Pero en Barbizón no había sólo ilustres pintores. Don Jaime conoció a numerosos turistas y curiosos. Uno de éstos era un americano rollizo llamado Alf, que había combatido como voluntario en la Primera Guerra Mundial y acabó estableciéndose, fascinado por el entorno, en el bosque de Fontainebleau. Alf regentaba una cafetería en Barbizón y jamás pedía a sus clientes la misma cantidad por una consumición. A la hora de cobrar, redondeaba siempre el precio al alza... o a la baja; dependía de si estuviera ebrio o no. Los clientes como don Jaime estaban de suerte si el inefable Alf había bebido más de la cuenta, en cuyo caso las rondas les salían más baratas. Pero eso sucedía de modo excepcional.

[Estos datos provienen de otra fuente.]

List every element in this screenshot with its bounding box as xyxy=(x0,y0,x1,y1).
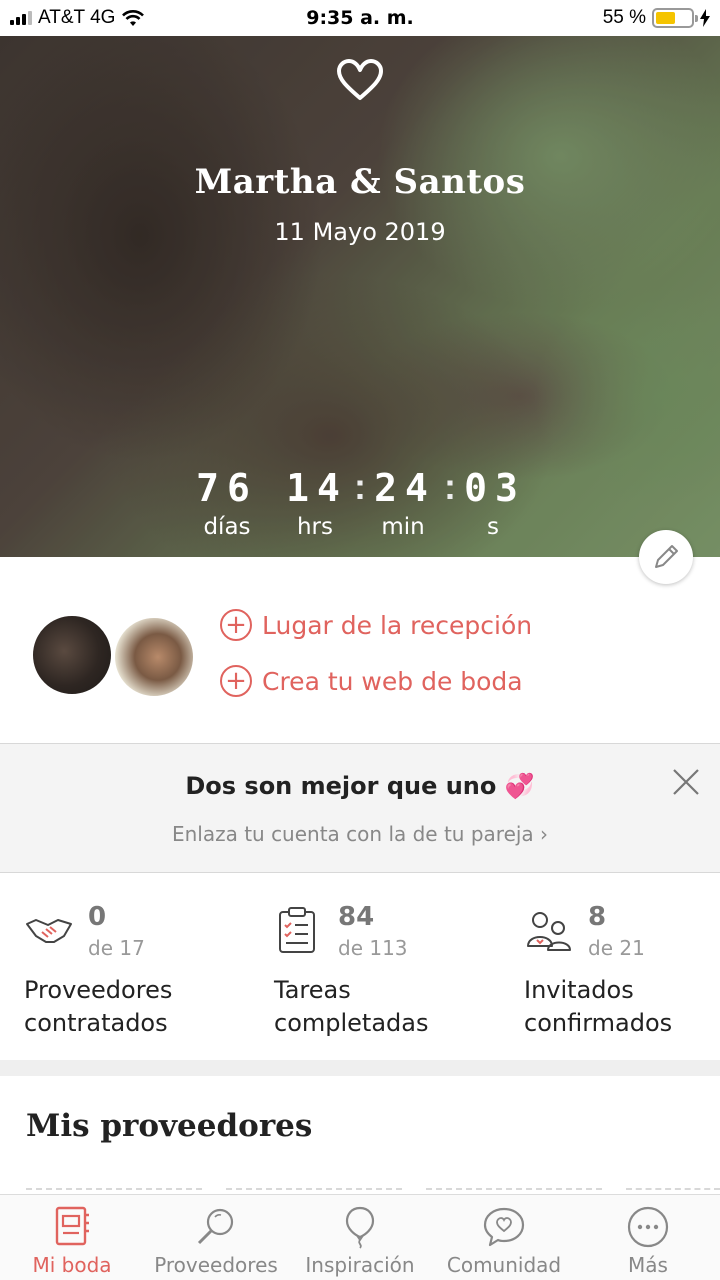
planner-icon xyxy=(55,1206,89,1246)
couple-profile: + Lugar de la recepción + Crea tu web de… xyxy=(0,557,720,743)
status-bar: AT&T 4G 9:35 a. m. 55 % xyxy=(0,0,720,36)
tab-label: Proveedores xyxy=(154,1253,278,1277)
balloon-icon xyxy=(345,1206,375,1249)
countdown-separator: : xyxy=(354,466,366,507)
guests-icon xyxy=(527,912,571,951)
tab-mas[interactable]: Más xyxy=(576,1195,720,1280)
avatar-partner-1[interactable] xyxy=(30,613,114,697)
stat-tasks-total: de 113 xyxy=(338,936,408,960)
stat-tasks-value: 84 xyxy=(338,902,375,932)
stat-vendors-label: Proveedores contratados xyxy=(24,976,173,1037)
checklist-icon xyxy=(279,907,315,953)
stat-guests-label: Invitados confirmados xyxy=(524,976,673,1037)
tab-label: Inspiración xyxy=(305,1253,415,1277)
tab-comunidad[interactable]: Comunidad xyxy=(432,1195,576,1280)
stat-tasks-label: Tareas completadas xyxy=(274,976,429,1037)
summary-stats: 0 de 17 Proveedores contratados 84 de 11… xyxy=(0,874,720,1060)
couple-names: Martha & Santos xyxy=(194,162,526,202)
create-website-label: Crea tu web de boda xyxy=(262,666,523,696)
stat-tasks[interactable]: 84 de 113 Tareas completadas xyxy=(274,874,514,1060)
my-vendors-section: Mis proveedores xyxy=(0,1076,720,1196)
countdown-hours: 14 xyxy=(286,466,348,510)
countdown-days: 76 xyxy=(196,466,258,510)
handshake-icon xyxy=(26,919,72,943)
my-vendors-title: Mis proveedores xyxy=(26,1108,313,1144)
countdown-seconds-label: s xyxy=(487,514,499,540)
search-icon xyxy=(197,1208,234,1245)
close-icon[interactable] xyxy=(670,766,702,798)
section-divider xyxy=(0,1060,720,1076)
plus-circle-icon: + xyxy=(220,665,252,697)
countdown-minutes-label: min xyxy=(381,514,425,540)
chat-heart-icon xyxy=(483,1207,525,1247)
stat-vendors-total: de 17 xyxy=(88,936,145,960)
stat-guests-value: 8 xyxy=(588,902,607,932)
tab-mi-boda[interactable]: Mi boda xyxy=(0,1195,144,1280)
countdown-days-label: días xyxy=(203,514,251,540)
create-website-link[interactable]: + Crea tu web de boda xyxy=(220,665,523,697)
avatar-partner-2[interactable] xyxy=(112,615,196,699)
heart-logo-icon xyxy=(337,59,383,100)
countdown-separator: : xyxy=(444,466,456,507)
banner-title: Dos son mejor que uno 💞 xyxy=(185,772,535,800)
tab-inspiracion[interactable]: Inspiración xyxy=(288,1195,432,1280)
add-reception-link[interactable]: + Lugar de la recepción xyxy=(220,609,532,641)
stat-guests-total: de 21 xyxy=(588,936,645,960)
charging-icon xyxy=(700,9,710,27)
stat-vendors[interactable]: 0 de 17 Proveedores contratados xyxy=(24,874,264,1060)
more-icon xyxy=(627,1206,669,1248)
tab-label: Comunidad xyxy=(446,1253,562,1277)
bottom-tab-bar: Mi boda Proveedores Inspiración Comunida… xyxy=(0,1194,720,1280)
hero-cover-photo[interactable]: Martha & Santos 11 Mayo 2019 76 14 : 24 … xyxy=(0,36,720,557)
battery-percent: 55 % xyxy=(602,7,646,28)
edit-cover-button[interactable] xyxy=(639,530,693,584)
link-partner-banner[interactable]: Dos son mejor que uno 💞 Enlaza tu cuenta… xyxy=(0,743,720,873)
plus-circle-icon: + xyxy=(220,609,252,641)
link-account-link[interactable]: Enlaza tu cuenta con la de tu pareja › xyxy=(0,822,720,846)
stat-guests[interactable]: 8 de 21 Invitados confirmados xyxy=(524,874,720,1060)
wedding-date: 11 Mayo 2019 xyxy=(274,218,446,246)
pencil-icon xyxy=(655,545,678,568)
countdown-hours-label: hrs xyxy=(296,514,334,540)
countdown-minutes: 24 xyxy=(374,466,436,510)
status-right: 55 % xyxy=(603,0,710,36)
tab-label: Mi boda xyxy=(32,1253,112,1277)
stat-vendors-value: 0 xyxy=(88,902,107,932)
add-reception-label: Lugar de la recepción xyxy=(262,610,533,640)
tab-label: Más xyxy=(628,1253,668,1277)
battery-icon xyxy=(652,8,698,28)
countdown: 76 14 : 24 : 03 días hrs min s xyxy=(0,466,720,546)
countdown-seconds: 03 xyxy=(464,466,526,510)
tab-proveedores[interactable]: Proveedores xyxy=(144,1195,288,1280)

En Fontainebleau, don Jaime aprovechó para perfeccionar su francés en el Collége SaintJacques de París, una institución especial para sordomudos instalada en un adusto edificio de la calle Cherche-Midi, en la que el joven recibía tres horas semanales de clase.

Había un serio inconveniente: el colegio estaba demasiado lejos de su casa, y el alumno tenía que madrugar para coger el tren que llegaba a París a las nueve y media de la mañana, para luego, desde la estación de Lyon, tomar un autobús hasta la escuela.

En Fontainebleau fue donde el infante se concienció más del aislamiento en que le sumía su sordomudez, y buscó refugio en los libros. Pero, al final, su recurso a la lectura acabó convirtiéndose en un hábito que practicaba con gran complacencia. La historia le apasionaba. Uno de los libros que más le impresionaron fue Le roí, de Funk-Brentano, obra en la que la monarquía francesa aparecía, a su juicio, fielmente reflejada a través de sus vicisitudes históricas. Su autor mostraba hasta qué punto la casa de Francia era una realidad histórica, política, humana, originaria de la nación, y protectora de los intereses de la comunidad. La misma casa de Francia cuya corona reivindicaría don Jaime durante gran parte de su vida, auspiciado por una corte de legitimistas que le reconocerían de modo entusiasta como el primogénito de los Borbones.

Fue en Fontainebleau también donde el infante dio el paso dinástico más trascendental de su vida, alejándose irremediablemente de la Corona de España; una decisión precipitada de la que se arrepentiría el resto de su vida.

Tan sólo diez días antes, su hermano mayor Alfonso había sido el primero en cruzar para siempre aquel decisivo umbral.